Despite that, stocks can keep churning higher. The asset class, broadly, is just fine: “Tech and health care are the two largest sectors in the S&P 500,” Berezin notes.
“The former has benefited from the shift towards digital commerce in the wake of the pandemic, while the latter is a highly defensive sector that has gained from the flurry of interest in new treatments for the disease.” The heavy weighting of technology over other beaten-down sectors and industries, such as travel and banks, helps investors avoid the distress there.
And within different sectors, some of the heavyweights are making out like bandits. Shares of Amazon.com Inc
and Home Depot Inc.
are near all-time highs as consumers hunker down, sprucing up their homes and buying items to replace experiences they would normally have at gyms, restaurants, and entertainment venues.

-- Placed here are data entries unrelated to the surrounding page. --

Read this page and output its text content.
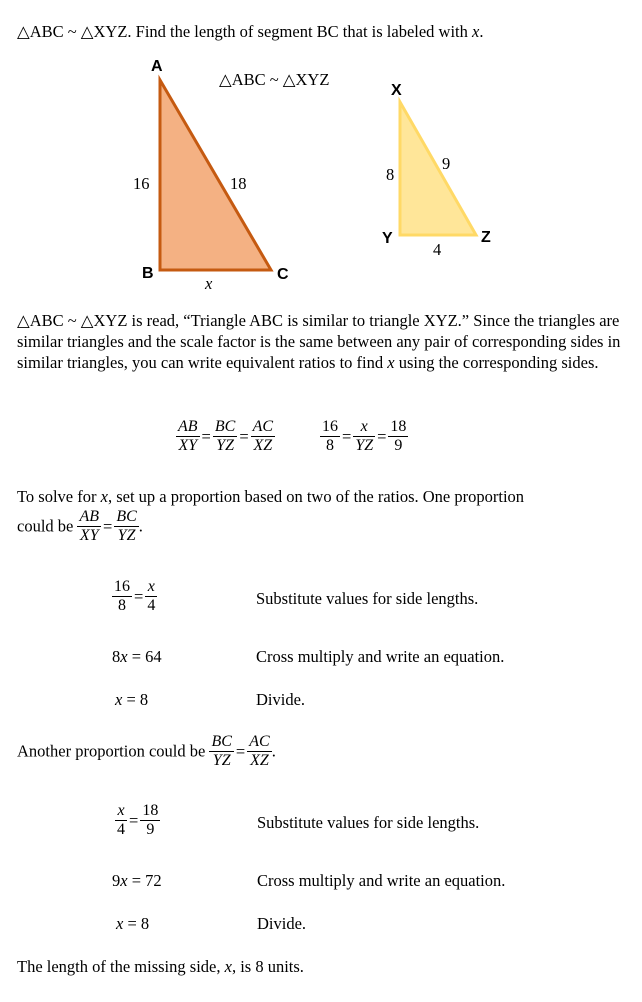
△ABC ~ △XYZ. Find the length of segment BC that is labeled with x.
A
B	C
16	18
x
△ABC ~ △XYZ
X
Y	Z
8
9
4
△ABC ~ △XYZ is read, “Triangle ABC is similar to triangle XYZ.” Since the triangles are similar triangles and the scale factor is the same between any pair of corresponding sides in similar triangles, you can write equivalent ratios to find x using the corresponding sides.
$\frac{AB}{XY} = \frac{BC}{YZ} = \frac{AC}{XZ}$	$\frac{16}{8} = \frac{x}{YZ} = \frac{18}{9}$
To solve for x, set up a proportion based on two of the ratios. One proportion
could be $\frac{AB}{XY} = \frac{BC}{YZ}$ .
$\frac{16}{8} = \frac{x}{4}$	Substitute values for side lengths.
8x = 64	Cross multiply and write an equation.
x = 8	Divide.
Another proportion could be $\frac{BC}{YZ} = \frac{AC}{XZ}$ .
$\frac{x}{4} = \frac{18}{9}$	Substitute values for side lengths.
9x = 72	Cross multiply and write an equation.
x = 8	Divide.
The length of the missing side, x, is 8 units.
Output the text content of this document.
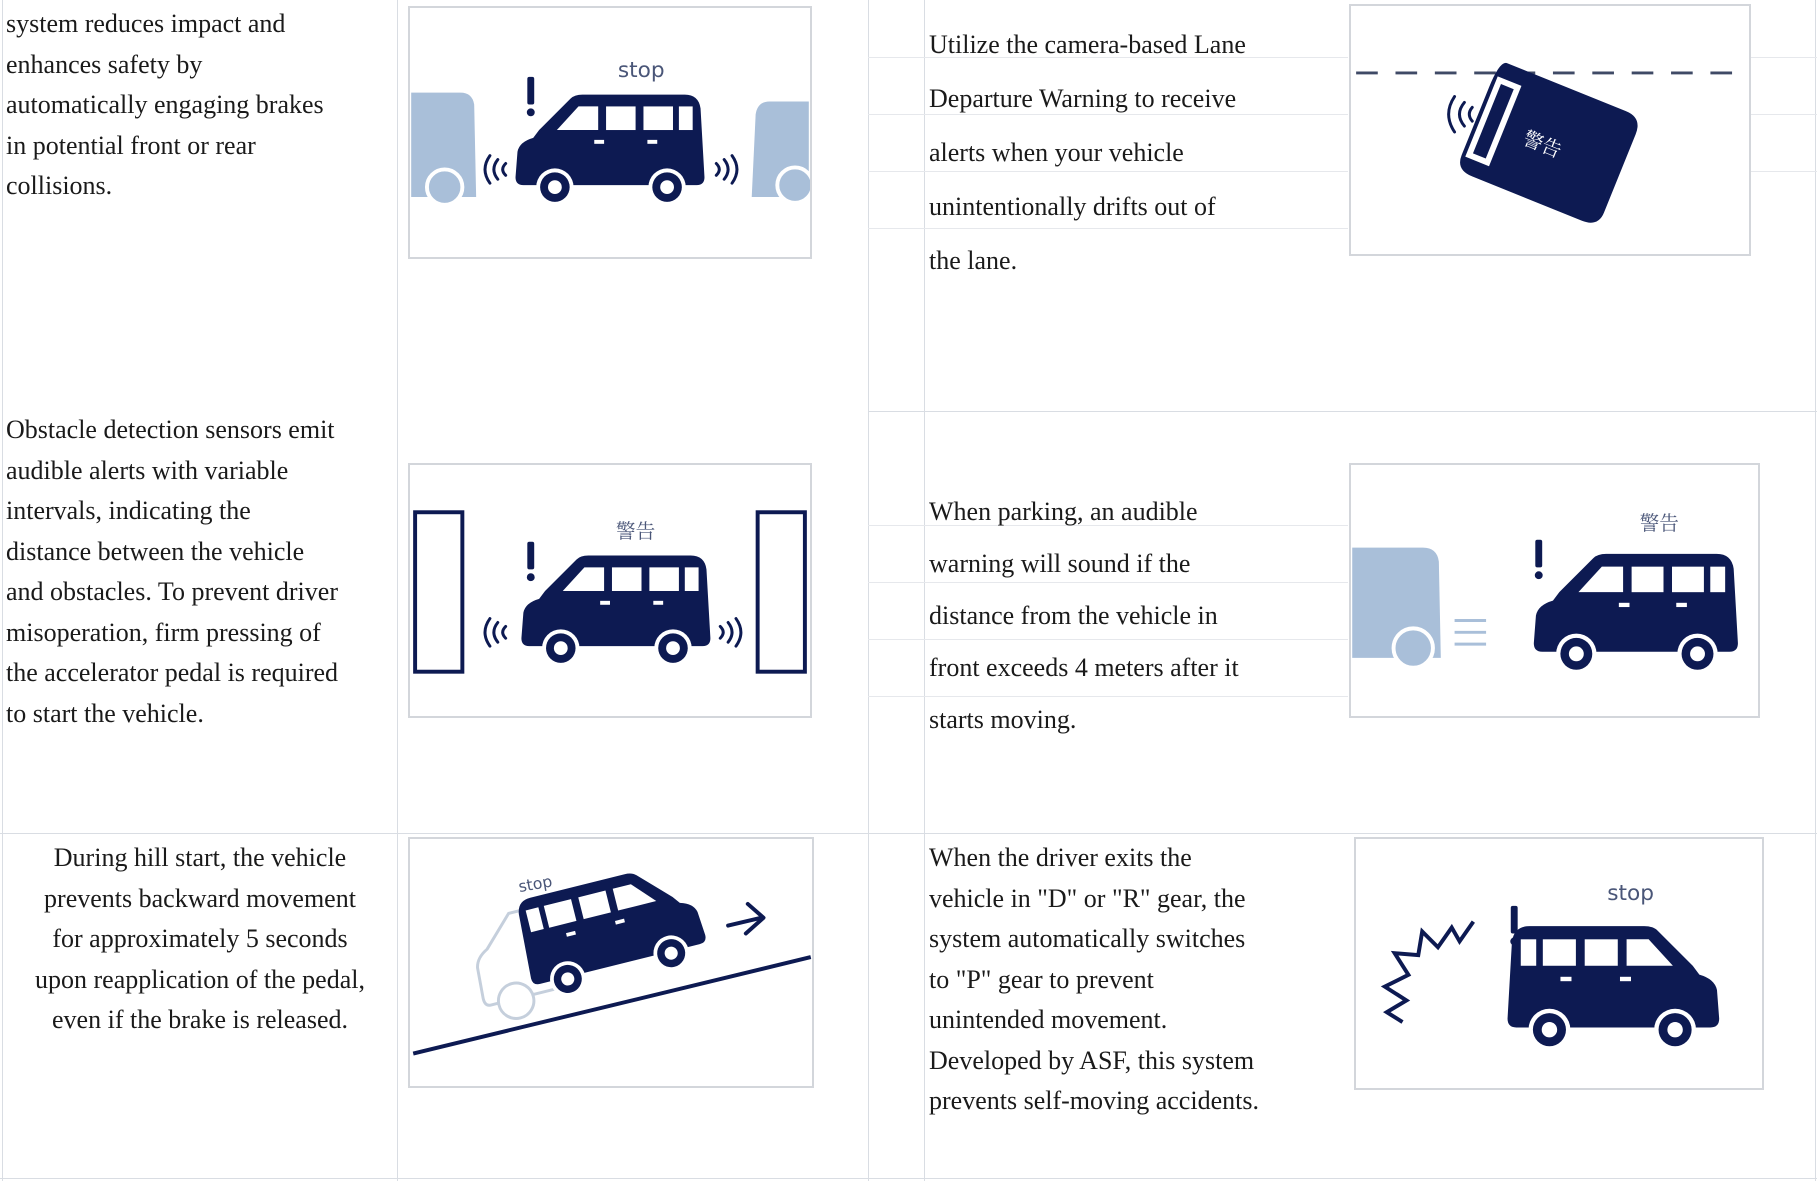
system reduces impact and
enhances safety by
automatically engaging brakes
in potential front or rear
collisions.
Utilize the camera-based Lane
Departure Warning to receive
alerts when your vehicle
unintentionally drifts out of
the lane.
Obstacle detection sensors emit
audible alerts with variable
intervals, indicating the
distance between the vehicle
and obstacles. To prevent driver
misoperation, firm pressing of
the accelerator pedal is required
to start the vehicle.
When parking, an audible
warning will sound if the
distance from the vehicle in
front exceeds 4 meters after it
starts moving.
During hill start, the vehicle
prevents backward movement
for approximately 5 seconds
upon reapplication of the pedal,
even if the brake is released.
When the driver exits the
vehicle in "D" or "R" gear, the
system automatically switches
to "P" gear to prevent
unintended movement.
Developed by ASF, this system
prevents self-moving accidents.
stop
警告
警告	警告
stop	stop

What’s more, growth companies benefit from lower interest rates. “A drop in the discount rate raises the present value of a stream of cash flows more the further out in time those cash flows are expected to be realized,” Berezin explains.
As for bond yields, Berezin argues that ultra-low yields may not necessarily signal weak economic growth ahead. Unlike some analysts, he is not convinced that the current downturn has lowered long-term trend growth, writing that “while some brick and mortar stores will disappear, this was part of a long-term shift toward a digital economy — a shift that has been raising productivity levels, rather than lowering them.”
Bond investors are betting that central banks will keep interest rates near rock-bottom lows, while fiscal stimulus may also boost consumer and corporate demand.
And, Berezin writes, “equity investors are hoping for an outcome where fiscal policy is eased by enough to eventually restore full employment while interest rates stay low well beyond that point in order to induce the private sector to keep spending: A win-win combination for stocks.”